À cet égard, un phénomène ne trompe guère : les personnels émérites des agences de terrain ne sont plus capables d'établir les diagnostics cliniques. Imaginez des médecins qui ne sauraient plus diagnostiquer et renverraient en permanence à de lointains laboratoires d'analyse médicale. Or aujourd'hui dans les banques plus personne ne diagnostique, n'accompagne, ne couvre le risque pour le compte de l'établissement bancaire. C'est cet éloignement du terrain des banques qui s'engagent dans des activités de marché purement spéculatives dans tous les domaines, laissant l'économie réelle à l'abandon, qui est dénoncé par la médiatrice du crédit ! La BPI a pour objet de suppléer cette carence.

Ce n'est pas le seul canal que nous souhaitons favoriser, mais il est important.

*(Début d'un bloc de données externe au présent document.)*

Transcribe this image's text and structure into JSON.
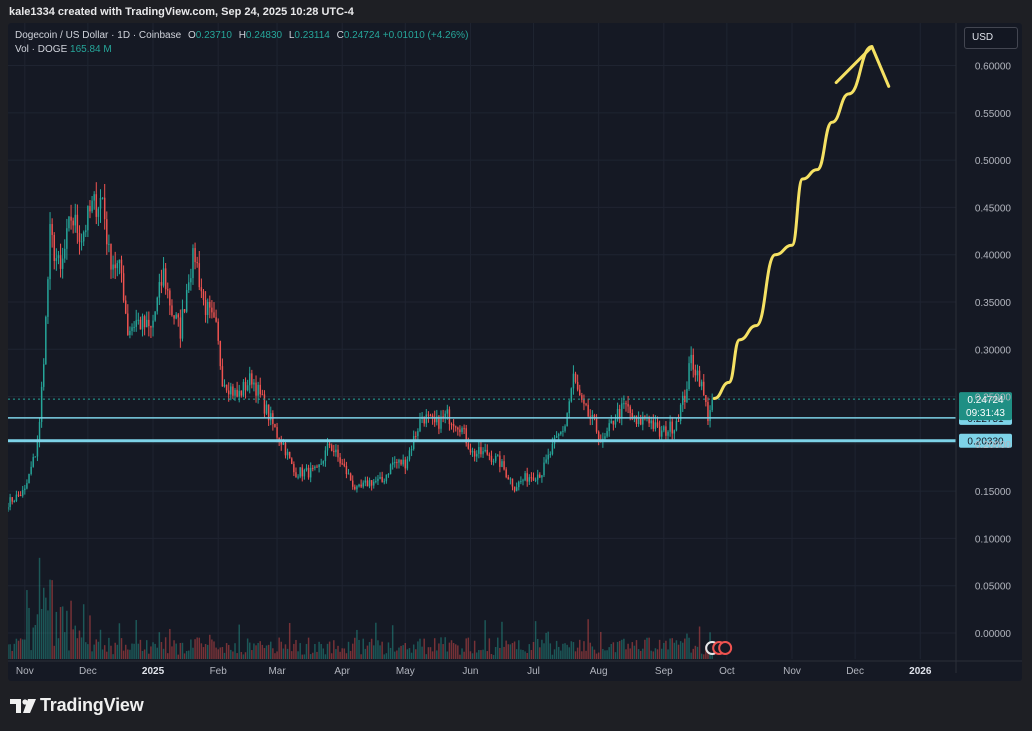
{
  "caption": "kale1334 created with TradingView.com, Sep 24, 2025 10:28 UTC-4",
  "legend": {
    "symbol": "Dogecoin / US Dollar · 1D · Coinbase",
    "open_label": "O",
    "open": "0.23710",
    "high_label": "H",
    "high": "0.24830",
    "low_label": "L",
    "low": "0.23114",
    "close_label": "C",
    "close": "0.24724",
    "change": "+0.01010 (+4.26%)",
    "vol_label": "Vol · DOGE",
    "vol_value": "165.84 M"
  },
  "currency": "USD",
  "brand": "TradingView",
  "colors": {
    "background": "#151924",
    "up": "#26a69a",
    "down": "#ef5350",
    "support_line": "#7dd3e8",
    "annotation": "#f5e163",
    "axis_text": "#b2b5be"
  },
  "chart_data": {
    "type": "candlestick",
    "title": "Dogecoin / US Dollar · 1D · Coinbase",
    "y_ticks": [
      "0.60000",
      "0.55000",
      "0.50000",
      "0.45000",
      "0.40000",
      "0.35000",
      "0.30000",
      "0.25000",
      "0.20000",
      "0.15000",
      "0.10000",
      "0.05000",
      "0.00000"
    ],
    "y_tick_values": [
      0.6,
      0.55,
      0.5,
      0.45,
      0.4,
      0.35,
      0.3,
      0.25,
      0.2,
      0.15,
      0.1,
      0.05,
      0.0
    ],
    "ylim": [
      -0.0275,
      0.645
    ],
    "x_ticks": [
      "Nov",
      "Dec",
      "2025",
      "Feb",
      "Mar",
      "Apr",
      "May",
      "Jun",
      "Jul",
      "Aug",
      "Sep",
      "Oct",
      "Nov",
      "Dec",
      "2026"
    ],
    "x_tick_dates": [
      "2024-11-01",
      "2024-12-01",
      "2025-01-01",
      "2025-02-01",
      "2025-03-01",
      "2025-04-01",
      "2025-05-01",
      "2025-06-01",
      "2025-07-01",
      "2025-08-01",
      "2025-09-01",
      "2025-10-01",
      "2025-11-01",
      "2025-12-01",
      "2026-01-01"
    ],
    "x_bold": [
      false,
      false,
      true,
      false,
      false,
      false,
      false,
      false,
      false,
      false,
      false,
      false,
      false,
      false,
      true
    ],
    "xlim": [
      "2024-10-24",
      "2026-01-18"
    ],
    "price_path": [
      {
        "date": "2024-10-24",
        "price": 0.138
      },
      {
        "date": "2024-11-01",
        "price": 0.15
      },
      {
        "date": "2024-11-06",
        "price": 0.19
      },
      {
        "date": "2024-11-08",
        "price": 0.22
      },
      {
        "date": "2024-11-11",
        "price": 0.33
      },
      {
        "date": "2024-11-13",
        "price": 0.42
      },
      {
        "date": "2024-11-18",
        "price": 0.38
      },
      {
        "date": "2024-11-23",
        "price": 0.44
      },
      {
        "date": "2024-11-28",
        "price": 0.42
      },
      {
        "date": "2024-12-03",
        "price": 0.45
      },
      {
        "date": "2024-12-08",
        "price": 0.46
      },
      {
        "date": "2024-12-11",
        "price": 0.4
      },
      {
        "date": "2024-12-17",
        "price": 0.38
      },
      {
        "date": "2024-12-20",
        "price": 0.32
      },
      {
        "date": "2024-12-24",
        "price": 0.33
      },
      {
        "date": "2024-12-31",
        "price": 0.32
      },
      {
        "date": "2025-01-06",
        "price": 0.38
      },
      {
        "date": "2025-01-10",
        "price": 0.34
      },
      {
        "date": "2025-01-14",
        "price": 0.32
      },
      {
        "date": "2025-01-18",
        "price": 0.38
      },
      {
        "date": "2025-01-21",
        "price": 0.4
      },
      {
        "date": "2025-01-25",
        "price": 0.35
      },
      {
        "date": "2025-01-31",
        "price": 0.32
      },
      {
        "date": "2025-02-03",
        "price": 0.27
      },
      {
        "date": "2025-02-10",
        "price": 0.25
      },
      {
        "date": "2025-02-17",
        "price": 0.27
      },
      {
        "date": "2025-02-23",
        "price": 0.24
      },
      {
        "date": "2025-03-01",
        "price": 0.21
      },
      {
        "date": "2025-03-04",
        "price": 0.2
      },
      {
        "date": "2025-03-09",
        "price": 0.17
      },
      {
        "date": "2025-03-14",
        "price": 0.17
      },
      {
        "date": "2025-03-20",
        "price": 0.17
      },
      {
        "date": "2025-03-26",
        "price": 0.2
      },
      {
        "date": "2025-04-03",
        "price": 0.17
      },
      {
        "date": "2025-04-08",
        "price": 0.15
      },
      {
        "date": "2025-04-14",
        "price": 0.16
      },
      {
        "date": "2025-04-20",
        "price": 0.16
      },
      {
        "date": "2025-04-25",
        "price": 0.18
      },
      {
        "date": "2025-05-01",
        "price": 0.18
      },
      {
        "date": "2025-05-09",
        "price": 0.23
      },
      {
        "date": "2025-05-15",
        "price": 0.22
      },
      {
        "date": "2025-05-21",
        "price": 0.23
      },
      {
        "date": "2025-05-27",
        "price": 0.22
      },
      {
        "date": "2025-06-02",
        "price": 0.19
      },
      {
        "date": "2025-06-09",
        "price": 0.19
      },
      {
        "date": "2025-06-15",
        "price": 0.18
      },
      {
        "date": "2025-06-22",
        "price": 0.155
      },
      {
        "date": "2025-06-28",
        "price": 0.165
      },
      {
        "date": "2025-07-05",
        "price": 0.17
      },
      {
        "date": "2025-07-11",
        "price": 0.2
      },
      {
        "date": "2025-07-16",
        "price": 0.22
      },
      {
        "date": "2025-07-20",
        "price": 0.27
      },
      {
        "date": "2025-07-24",
        "price": 0.24
      },
      {
        "date": "2025-07-30",
        "price": 0.22
      },
      {
        "date": "2025-08-03",
        "price": 0.2
      },
      {
        "date": "2025-08-09",
        "price": 0.23
      },
      {
        "date": "2025-08-14",
        "price": 0.24
      },
      {
        "date": "2025-08-19",
        "price": 0.22
      },
      {
        "date": "2025-08-24",
        "price": 0.23
      },
      {
        "date": "2025-08-30",
        "price": 0.21
      },
      {
        "date": "2025-09-06",
        "price": 0.22
      },
      {
        "date": "2025-09-11",
        "price": 0.25
      },
      {
        "date": "2025-09-14",
        "price": 0.29
      },
      {
        "date": "2025-09-18",
        "price": 0.27
      },
      {
        "date": "2025-09-22",
        "price": 0.23
      },
      {
        "date": "2025-09-24",
        "price": 0.247
      }
    ],
    "support_levels": [
      {
        "label": "0.22751",
        "value": 0.22751
      },
      {
        "label": "0.20330",
        "value": 0.2033
      }
    ],
    "current_price": {
      "label": "0.24724",
      "value": 0.24724,
      "countdown": "09:31:43"
    },
    "annotation": {
      "kind": "hand-drawn upward arrow",
      "path": [
        {
          "date": "2025-09-25",
          "price": 0.248
        },
        {
          "date": "2025-10-02",
          "price": 0.265
        },
        {
          "date": "2025-10-07",
          "price": 0.31
        },
        {
          "date": "2025-10-15",
          "price": 0.325
        },
        {
          "date": "2025-10-24",
          "price": 0.4
        },
        {
          "date": "2025-11-01",
          "price": 0.41
        },
        {
          "date": "2025-11-06",
          "price": 0.48
        },
        {
          "date": "2025-11-13",
          "price": 0.49
        },
        {
          "date": "2025-11-20",
          "price": 0.54
        },
        {
          "date": "2025-11-28",
          "price": 0.57
        },
        {
          "date": "2025-12-09",
          "price": 0.62
        }
      ],
      "head_left": {
        "date": "2025-11-22",
        "price": 0.582
      },
      "head_right": {
        "date": "2025-12-17",
        "price": 0.578
      }
    }
  }
}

À cet égard, je souhaite vous communiquer un chiffre intéressant...

M. le président. Je vous prie d'être concis, monsieur le ministre, votre temps de parole étant épuisé.

M. Arnaud Montebourg, ministre. Les progressions d'encours sont de 6 % en 2013. L'objectif fixé par le directeur général de la Banque publique d'investissement est de 30 % en 2014. Nous disposons là d'un outil qui permet de progresser.

Il en est d'autres, dont je dirai un mot lors d'une prochaine réponse.

M. le président. La parole est à M. Yannick Vaugrenard, pour la réplique.

M. Yannick Vaugrenard. Je vous remercie, monsieur le ministre, de votre réponse, même si elle est partielle pour ce qui concerne la Banque publique d'investissement. Malheureusement, j'ai le sentiment que, aujourd'hui, ce sont les banques privées qui n'agissent pas, ce qui suscite une interrogation de ma part.

Comme vous le souligniez fort justement, les centres de décision sont de plus en plus éloignés des responsables des petites et moyennes entreprises ou des très petites entreprises. La plupart d'entre eux sont installés à Paris ou sont centralisés. Ce n'est plus le directeur d'agence qui délivre le crédit, notamment pour faire face aux besoins de trésorerie. La relation de confiance qui existait auparavant a disparu. C'est fort dommageable.

Je souhaite donc que des interventions soient faites au plus haut niveau auprès des grands établissements bancaires afin que cela cesse.